Most of the rest of their encounters aren't so textured: a moment on a Harlem basketball court, a quick chat with a bond trader who adopted a Muslim child from Senegal, bicycle riding, swimming in a hotel pool. This week in Chicago, they are given the preposterously hollow task of arranging a North Side versus South Side softball game (the South Side apparently has no African Americans; even the blues band is white!).

Whether out of bravery or stupidity, "On the Road" regularly documents the behind-the-scenes process of making this series, and in these interactions, invariably the American crew members come off unfavorably up against the Middle Eastern cast. At one point, their segment producer tells them, imperiously, "You have to bear with us, we don't bear with you," and practically dares Mohamed, the oldest and most thoughtful of the young Arabs, to walk off the show. Watching this, one wonders if the exchange would be different if the cast were, say, French.

Mohamed, at least, seems to want more from his trip than to be herded to prefabricated opportunities for (mis)understanding; only one-quarter of the way in and he is already chafing.
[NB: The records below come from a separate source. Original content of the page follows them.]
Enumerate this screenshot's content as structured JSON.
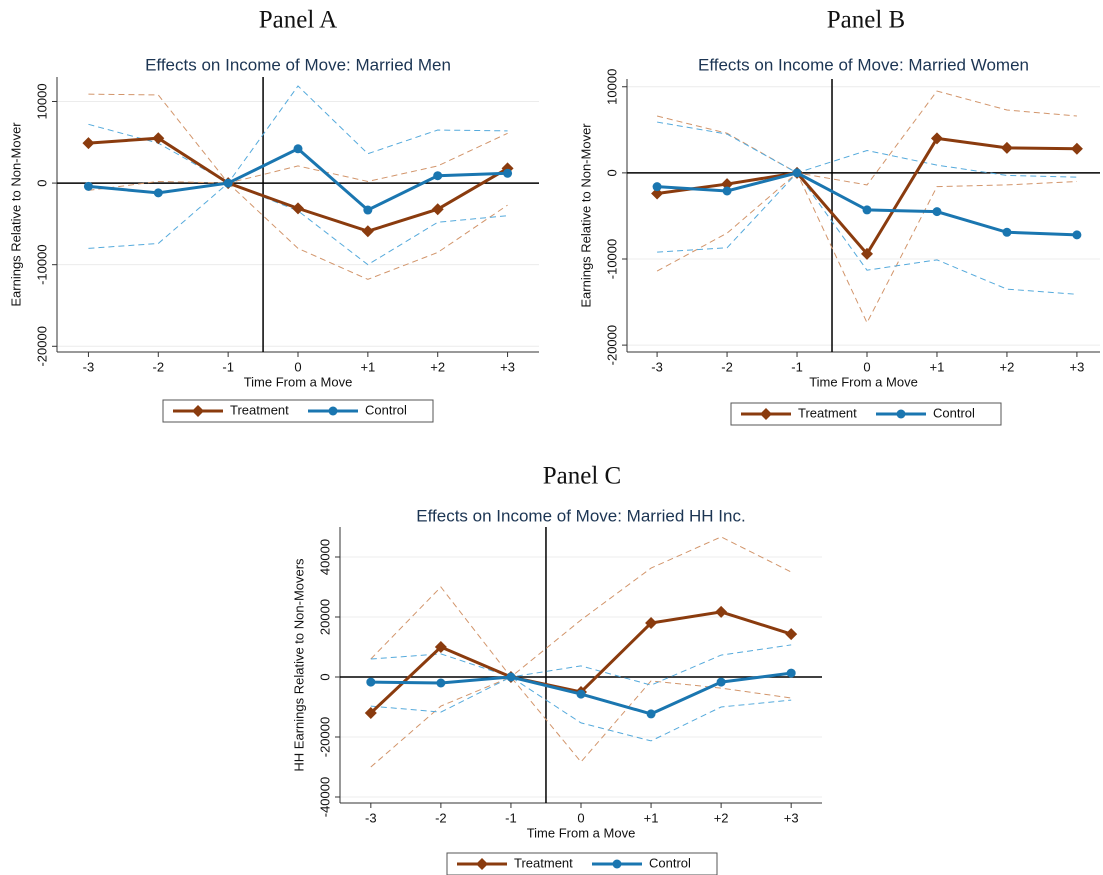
{
  "chart_data": [
    {
      "type": "line",
      "panel": "Panel A",
      "title": "Effects on Income of Move: Married Men",
      "xlabel": "Time From a Move",
      "ylabel": "Earnings Relative to Non-Mover",
      "x": [
        -3,
        -2,
        -1,
        0,
        1,
        2,
        3
      ],
      "xlim": [
        -3.45,
        3.45
      ],
      "ylim": [
        -20700,
        13000
      ],
      "xticks": [
        -3,
        -2,
        -1,
        0,
        {
          "value": 1,
          "label": "+1"
        },
        {
          "value": 2,
          "label": "+2"
        },
        {
          "value": 3,
          "label": "+3"
        }
      ],
      "yticks": [
        -20000,
        -10000,
        0,
        10000
      ],
      "grid": true,
      "vline": -0.5,
      "hline": 0,
      "series": [
        {
          "color": "#d2956b",
          "dash": true,
          "values": [
            10900,
            10800,
            0,
            2100,
            200,
            2100,
            6100
          ]
        },
        {
          "color": "#d2956b",
          "dash": true,
          "values": [
            -900,
            200,
            0,
            -8000,
            -11800,
            -8500,
            -2700
          ]
        },
        {
          "color": "#55aadc",
          "dash": true,
          "values": [
            7200,
            4900,
            0,
            11900,
            3600,
            6500,
            6400
          ]
        },
        {
          "color": "#55aadc",
          "dash": true,
          "values": [
            -8000,
            -7400,
            0,
            -3400,
            -10000,
            -4800,
            -4000
          ]
        },
        {
          "name": "Treatment",
          "color": "#8a3b0e",
          "marker": "diamond",
          "values": [
            4900,
            5500,
            0,
            -3100,
            -5900,
            -3200,
            1800
          ]
        },
        {
          "name": "Control",
          "color": "#1a76b0",
          "marker": "circle",
          "values": [
            -400,
            -1200,
            0,
            4200,
            -3300,
            900,
            1200
          ]
        }
      ]
    },
    {
      "type": "line",
      "panel": "Panel B",
      "title": "Effects on Income of Move: Married Women",
      "xlabel": "Time From a Move",
      "ylabel": "Earnings Relative to Non-Mover",
      "x": [
        -3,
        -2,
        -1,
        0,
        1,
        2,
        3
      ],
      "xlim": [
        -3.43,
        3.33
      ],
      "ylim": [
        -20800,
        10900
      ],
      "xticks": [
        -3,
        -2,
        -1,
        0,
        {
          "value": 1,
          "label": "+1"
        },
        {
          "value": 2,
          "label": "+2"
        },
        {
          "value": 3,
          "label": "+3"
        }
      ],
      "yticks": [
        -20000,
        -10000,
        0,
        10000
      ],
      "grid": true,
      "vline": -0.5,
      "hline": 0,
      "series": [
        {
          "color": "#d2956b",
          "dash": true,
          "values": [
            6600,
            4600,
            0,
            -1400,
            9500,
            7300,
            6600
          ]
        },
        {
          "color": "#d2956b",
          "dash": true,
          "values": [
            -11400,
            -7000,
            0,
            -17400,
            -1600,
            -1400,
            -1000
          ]
        },
        {
          "color": "#55aadc",
          "dash": true,
          "values": [
            5900,
            4500,
            0,
            2600,
            900,
            -300,
            -500
          ]
        },
        {
          "color": "#55aadc",
          "dash": true,
          "values": [
            -9200,
            -8700,
            0,
            -11300,
            -10100,
            -13500,
            -14100
          ]
        },
        {
          "name": "Treatment",
          "color": "#8a3b0e",
          "marker": "diamond",
          "values": [
            -2400,
            -1300,
            0,
            -9400,
            4000,
            2900,
            2800
          ]
        },
        {
          "name": "Control",
          "color": "#1a76b0",
          "marker": "circle",
          "values": [
            -1600,
            -2100,
            0,
            -4300,
            -4500,
            -6900,
            -7200
          ]
        }
      ]
    },
    {
      "type": "line",
      "panel": "Panel C",
      "title": "Effects on Income of Move: Married HH Inc.",
      "xlabel": "Time From a Move",
      "ylabel": "HH Earnings Relative to Non-Movers",
      "x": [
        -3,
        -2,
        -1,
        0,
        1,
        2,
        3
      ],
      "xlim": [
        -3.44,
        3.44
      ],
      "ylim": [
        -42000,
        50000
      ],
      "xticks": [
        -3,
        -2,
        -1,
        0,
        {
          "value": 1,
          "label": "+1"
        },
        {
          "value": 2,
          "label": "+2"
        },
        {
          "value": 3,
          "label": "+3"
        }
      ],
      "yticks": [
        -40000,
        -20000,
        0,
        20000,
        40000
      ],
      "grid": true,
      "vline": -0.5,
      "hline": 0,
      "series": [
        {
          "color": "#d2956b",
          "dash": true,
          "values": [
            6000,
            30000,
            0,
            19000,
            36300,
            46700,
            35000
          ]
        },
        {
          "color": "#d2956b",
          "dash": true,
          "values": [
            -30000,
            -9700,
            0,
            -28300,
            -1300,
            -3700,
            -7000
          ]
        },
        {
          "color": "#55aadc",
          "dash": true,
          "values": [
            6000,
            7700,
            0,
            3700,
            -2700,
            7300,
            10700
          ]
        },
        {
          "color": "#55aadc",
          "dash": true,
          "values": [
            -9700,
            -11700,
            0,
            -15300,
            -21300,
            -10000,
            -7700
          ]
        },
        {
          "name": "Treatment",
          "color": "#8a3b0e",
          "marker": "diamond",
          "values": [
            -12000,
            10000,
            0,
            -5000,
            18000,
            21700,
            14300
          ]
        },
        {
          "name": "Control",
          "color": "#1a76b0",
          "marker": "circle",
          "values": [
            -1700,
            -2000,
            0,
            -5700,
            -12300,
            -1700,
            1300
          ]
        }
      ]
    }
  ]
}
Cameras, he has come to realize, are great delimiters.

'Lawrence' off course

It IS surprising how the superficiality of "On the Road" is not radically different from that of your average travel documentary. Perhaps responding to this struggle, the Travel Channel is seeking to add a twist to the genre with "Lawrence of America" (11 and 11:30 p.m. Tuesdays). The English host, Lawrence Beldon-Smythe, is aggressively amateur, a Dax Shepard look-alike in thick black glasses and a safari vest. In each episode, he very, very gently crashes an American subculture -- Civil War re-enactors, NASCAR, college.
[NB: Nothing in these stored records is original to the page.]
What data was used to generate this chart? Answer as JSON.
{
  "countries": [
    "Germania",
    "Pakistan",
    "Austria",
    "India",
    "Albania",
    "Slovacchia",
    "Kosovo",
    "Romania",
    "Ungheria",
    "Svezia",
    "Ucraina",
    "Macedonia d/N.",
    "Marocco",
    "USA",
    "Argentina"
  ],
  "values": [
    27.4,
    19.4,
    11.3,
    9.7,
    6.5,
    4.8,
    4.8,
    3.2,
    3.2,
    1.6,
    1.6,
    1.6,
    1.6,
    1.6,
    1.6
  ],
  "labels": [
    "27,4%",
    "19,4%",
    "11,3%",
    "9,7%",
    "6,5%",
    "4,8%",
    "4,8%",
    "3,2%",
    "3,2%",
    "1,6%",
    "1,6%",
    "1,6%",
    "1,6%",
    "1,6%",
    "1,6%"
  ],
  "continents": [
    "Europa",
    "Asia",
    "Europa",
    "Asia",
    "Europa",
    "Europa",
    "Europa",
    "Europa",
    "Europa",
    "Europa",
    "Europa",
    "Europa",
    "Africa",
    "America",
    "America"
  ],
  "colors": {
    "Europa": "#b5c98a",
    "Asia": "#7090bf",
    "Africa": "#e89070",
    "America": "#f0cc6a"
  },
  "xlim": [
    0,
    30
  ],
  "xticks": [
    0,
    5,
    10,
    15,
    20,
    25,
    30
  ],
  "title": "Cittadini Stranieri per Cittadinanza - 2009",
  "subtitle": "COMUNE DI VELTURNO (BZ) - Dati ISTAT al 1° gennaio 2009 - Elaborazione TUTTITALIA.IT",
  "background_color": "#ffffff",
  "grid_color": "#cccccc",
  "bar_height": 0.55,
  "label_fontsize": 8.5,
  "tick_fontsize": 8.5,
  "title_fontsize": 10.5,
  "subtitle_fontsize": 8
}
Unfortunately, Beldon-Smythe isn't particularly charismatic or sympathetic, something that is obvious also to those he is profiling. This makes "Lawrence of America" less like documentary and more like the Bruno or Borat sketches on "Da Ali G Show." Beldon-Smythe also suggests a poor-man's version of the BBC's Louis Theroux, perhaps deliberately. He has been best at the Oklahoma State Fair, where the level of ridiculousness of those he interviewed far surpassed his own. Next week, when he tries astronaut training, there is a small thrill in seeing him tortured.

Even though immersion is not a successful tool in the hands of Beldon-Smythe, it has been the calling of Morgan Spurlock, both in his films and in his FX series "30 Days" (10 p.m. Tuesdays), now in its third season. Spurlock is American, but he views the country as an outsider, as if it were a curiosity to be unpacked and demystified. Though over the course of his career as an investigative journalist manque Spurlock has often come off smug, his strategies have yielded results, and impressive TV.